Banks offering non-interest banking products and services shall not include the words "Islamic" as part of their registered or licensed name. This, the draft described as being in line with the provisions of Section 39 (1) of Banks and other Financial Institutions Act (BOFIA) 1991 (as amended). They shall however, be recognised by a uniform logo to be designed and approved by the CBN. All non-interest banks are required to maintain a minimum Risk Weighted Asset Ratio of 10.0 per cent or as may be determined by the CBN from time to time for the purpose of calculating its Capital Adequacy Ratio (CAR).

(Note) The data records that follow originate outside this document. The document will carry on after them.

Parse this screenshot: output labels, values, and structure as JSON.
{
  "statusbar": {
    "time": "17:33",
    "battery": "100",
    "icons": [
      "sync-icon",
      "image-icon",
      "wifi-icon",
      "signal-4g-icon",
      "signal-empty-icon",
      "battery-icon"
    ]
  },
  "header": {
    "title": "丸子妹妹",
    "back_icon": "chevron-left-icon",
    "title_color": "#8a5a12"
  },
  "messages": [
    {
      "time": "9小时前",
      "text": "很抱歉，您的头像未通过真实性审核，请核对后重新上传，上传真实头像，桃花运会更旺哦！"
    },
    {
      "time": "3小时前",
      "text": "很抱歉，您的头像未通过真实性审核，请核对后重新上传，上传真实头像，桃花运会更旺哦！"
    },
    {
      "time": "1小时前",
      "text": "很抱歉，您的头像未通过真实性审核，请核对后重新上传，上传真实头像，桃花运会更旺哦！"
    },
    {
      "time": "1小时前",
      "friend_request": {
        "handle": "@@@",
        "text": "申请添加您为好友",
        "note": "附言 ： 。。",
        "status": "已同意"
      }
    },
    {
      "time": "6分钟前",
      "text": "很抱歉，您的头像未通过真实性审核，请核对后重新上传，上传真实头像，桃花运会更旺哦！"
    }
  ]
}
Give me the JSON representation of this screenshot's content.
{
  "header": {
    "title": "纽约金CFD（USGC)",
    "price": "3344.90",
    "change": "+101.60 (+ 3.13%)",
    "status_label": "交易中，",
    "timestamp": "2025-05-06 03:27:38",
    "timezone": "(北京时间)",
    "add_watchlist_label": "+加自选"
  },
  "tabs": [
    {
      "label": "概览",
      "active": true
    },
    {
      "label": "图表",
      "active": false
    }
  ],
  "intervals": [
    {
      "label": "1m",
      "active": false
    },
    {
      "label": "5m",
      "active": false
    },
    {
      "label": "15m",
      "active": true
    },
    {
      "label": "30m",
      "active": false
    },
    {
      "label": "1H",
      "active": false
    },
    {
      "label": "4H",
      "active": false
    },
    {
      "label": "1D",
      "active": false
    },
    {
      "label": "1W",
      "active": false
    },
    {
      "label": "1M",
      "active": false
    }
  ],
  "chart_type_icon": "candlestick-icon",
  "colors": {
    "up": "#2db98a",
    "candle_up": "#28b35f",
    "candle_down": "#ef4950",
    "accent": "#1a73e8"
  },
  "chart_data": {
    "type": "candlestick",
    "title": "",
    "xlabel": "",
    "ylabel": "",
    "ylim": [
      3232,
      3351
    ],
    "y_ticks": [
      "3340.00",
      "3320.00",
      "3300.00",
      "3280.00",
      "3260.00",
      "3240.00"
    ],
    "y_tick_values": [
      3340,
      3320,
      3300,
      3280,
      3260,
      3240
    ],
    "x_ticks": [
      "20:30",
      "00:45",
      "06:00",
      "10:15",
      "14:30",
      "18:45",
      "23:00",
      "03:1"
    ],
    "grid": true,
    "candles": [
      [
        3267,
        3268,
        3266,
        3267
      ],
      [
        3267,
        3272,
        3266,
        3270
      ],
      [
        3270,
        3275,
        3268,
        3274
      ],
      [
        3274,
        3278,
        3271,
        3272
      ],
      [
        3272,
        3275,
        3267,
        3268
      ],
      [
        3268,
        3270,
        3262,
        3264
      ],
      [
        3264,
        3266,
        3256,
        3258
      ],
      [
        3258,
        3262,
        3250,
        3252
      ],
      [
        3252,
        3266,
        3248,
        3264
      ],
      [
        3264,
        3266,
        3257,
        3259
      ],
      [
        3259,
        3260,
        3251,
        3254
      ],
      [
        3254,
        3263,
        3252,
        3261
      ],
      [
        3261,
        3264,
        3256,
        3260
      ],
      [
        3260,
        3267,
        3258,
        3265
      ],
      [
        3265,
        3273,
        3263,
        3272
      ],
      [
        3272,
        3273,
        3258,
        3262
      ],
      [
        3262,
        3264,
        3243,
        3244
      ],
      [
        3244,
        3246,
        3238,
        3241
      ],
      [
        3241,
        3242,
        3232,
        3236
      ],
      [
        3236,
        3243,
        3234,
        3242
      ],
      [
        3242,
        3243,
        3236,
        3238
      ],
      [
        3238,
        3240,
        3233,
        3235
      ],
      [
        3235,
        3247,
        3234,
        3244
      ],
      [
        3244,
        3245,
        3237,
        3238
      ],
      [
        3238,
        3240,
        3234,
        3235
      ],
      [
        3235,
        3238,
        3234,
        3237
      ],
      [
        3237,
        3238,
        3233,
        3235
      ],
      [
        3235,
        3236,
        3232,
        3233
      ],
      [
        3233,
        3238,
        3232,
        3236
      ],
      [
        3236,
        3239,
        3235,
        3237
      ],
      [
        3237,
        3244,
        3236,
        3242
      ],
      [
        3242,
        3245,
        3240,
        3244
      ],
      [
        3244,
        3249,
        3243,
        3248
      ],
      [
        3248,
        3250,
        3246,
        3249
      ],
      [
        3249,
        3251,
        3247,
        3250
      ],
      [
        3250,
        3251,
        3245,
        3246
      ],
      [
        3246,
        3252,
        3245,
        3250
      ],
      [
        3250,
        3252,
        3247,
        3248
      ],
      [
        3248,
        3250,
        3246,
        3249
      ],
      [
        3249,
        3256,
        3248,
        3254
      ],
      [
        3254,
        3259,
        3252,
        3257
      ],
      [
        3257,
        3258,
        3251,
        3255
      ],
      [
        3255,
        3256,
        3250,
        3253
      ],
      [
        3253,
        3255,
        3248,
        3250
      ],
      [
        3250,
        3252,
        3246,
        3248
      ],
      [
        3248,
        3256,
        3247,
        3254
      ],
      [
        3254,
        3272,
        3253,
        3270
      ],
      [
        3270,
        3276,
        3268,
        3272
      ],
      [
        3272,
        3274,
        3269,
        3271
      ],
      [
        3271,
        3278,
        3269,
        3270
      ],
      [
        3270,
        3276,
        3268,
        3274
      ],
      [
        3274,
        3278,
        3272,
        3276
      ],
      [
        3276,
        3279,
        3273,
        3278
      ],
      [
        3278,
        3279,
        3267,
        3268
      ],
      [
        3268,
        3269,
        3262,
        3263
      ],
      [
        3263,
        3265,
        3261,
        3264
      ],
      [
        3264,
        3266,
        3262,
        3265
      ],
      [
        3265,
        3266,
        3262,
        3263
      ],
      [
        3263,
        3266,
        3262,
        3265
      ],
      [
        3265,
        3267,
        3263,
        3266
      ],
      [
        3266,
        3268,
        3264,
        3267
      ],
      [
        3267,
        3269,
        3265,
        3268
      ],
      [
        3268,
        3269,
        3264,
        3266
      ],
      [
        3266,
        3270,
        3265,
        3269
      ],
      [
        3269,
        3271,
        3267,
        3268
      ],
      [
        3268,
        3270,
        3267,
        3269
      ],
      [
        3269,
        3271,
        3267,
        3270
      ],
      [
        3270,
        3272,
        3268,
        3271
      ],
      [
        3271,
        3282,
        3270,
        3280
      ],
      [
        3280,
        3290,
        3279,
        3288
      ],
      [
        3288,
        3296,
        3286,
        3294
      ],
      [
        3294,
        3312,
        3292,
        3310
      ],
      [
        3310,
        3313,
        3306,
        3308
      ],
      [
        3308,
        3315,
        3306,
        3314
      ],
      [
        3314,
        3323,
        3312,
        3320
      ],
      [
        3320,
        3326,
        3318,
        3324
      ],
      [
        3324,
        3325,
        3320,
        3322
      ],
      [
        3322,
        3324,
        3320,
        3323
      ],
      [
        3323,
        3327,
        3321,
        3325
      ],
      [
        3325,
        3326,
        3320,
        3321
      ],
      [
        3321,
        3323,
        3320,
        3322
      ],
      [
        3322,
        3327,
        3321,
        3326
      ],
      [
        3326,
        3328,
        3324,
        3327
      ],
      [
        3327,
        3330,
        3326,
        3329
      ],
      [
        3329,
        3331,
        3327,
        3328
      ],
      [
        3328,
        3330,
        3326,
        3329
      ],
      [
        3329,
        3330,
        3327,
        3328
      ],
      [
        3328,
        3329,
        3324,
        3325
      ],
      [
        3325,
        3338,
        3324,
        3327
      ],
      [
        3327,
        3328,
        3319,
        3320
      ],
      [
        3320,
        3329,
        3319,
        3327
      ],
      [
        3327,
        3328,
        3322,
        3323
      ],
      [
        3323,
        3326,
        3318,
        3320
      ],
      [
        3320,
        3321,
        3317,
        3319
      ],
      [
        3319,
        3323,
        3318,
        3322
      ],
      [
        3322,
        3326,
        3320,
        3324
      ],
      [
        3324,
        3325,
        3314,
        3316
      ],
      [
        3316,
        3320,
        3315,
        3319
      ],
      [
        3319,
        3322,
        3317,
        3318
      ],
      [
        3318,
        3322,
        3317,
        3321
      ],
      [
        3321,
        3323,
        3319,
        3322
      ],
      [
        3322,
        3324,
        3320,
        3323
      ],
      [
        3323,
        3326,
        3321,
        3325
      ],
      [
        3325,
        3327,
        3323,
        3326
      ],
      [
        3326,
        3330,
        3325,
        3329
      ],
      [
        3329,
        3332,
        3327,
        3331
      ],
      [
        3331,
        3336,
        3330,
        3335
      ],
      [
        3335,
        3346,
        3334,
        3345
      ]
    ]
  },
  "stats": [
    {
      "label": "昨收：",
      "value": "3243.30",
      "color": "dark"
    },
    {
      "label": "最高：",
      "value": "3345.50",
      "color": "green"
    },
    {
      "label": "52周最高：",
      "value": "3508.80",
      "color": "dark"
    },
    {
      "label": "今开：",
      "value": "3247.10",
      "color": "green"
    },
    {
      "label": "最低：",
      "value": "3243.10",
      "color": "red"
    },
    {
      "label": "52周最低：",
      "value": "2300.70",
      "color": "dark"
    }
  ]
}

All applications must be submitted with the required documents including a non-refundable application fee of N500, 000.00 and deposit of minimum capital of N25 billion with the Central Bank of Nigeria. Not later than six months after the grant of an Approval In Principle (A.I.P.), the promoters of a proposed bank must submit application for the grant of a final banking licence to the Director of Banking Supervision with a non-refundable licensing fee of N5 million in bank draft payable to the CBN and other required documents

Also, according to Alexander Lis, managing director at the consulting firm Oliver Wyman, there exist $300 billion in assets managed according to Islamic principles, ranging from commercial to investment banks and investment funds, all providing Islamic products.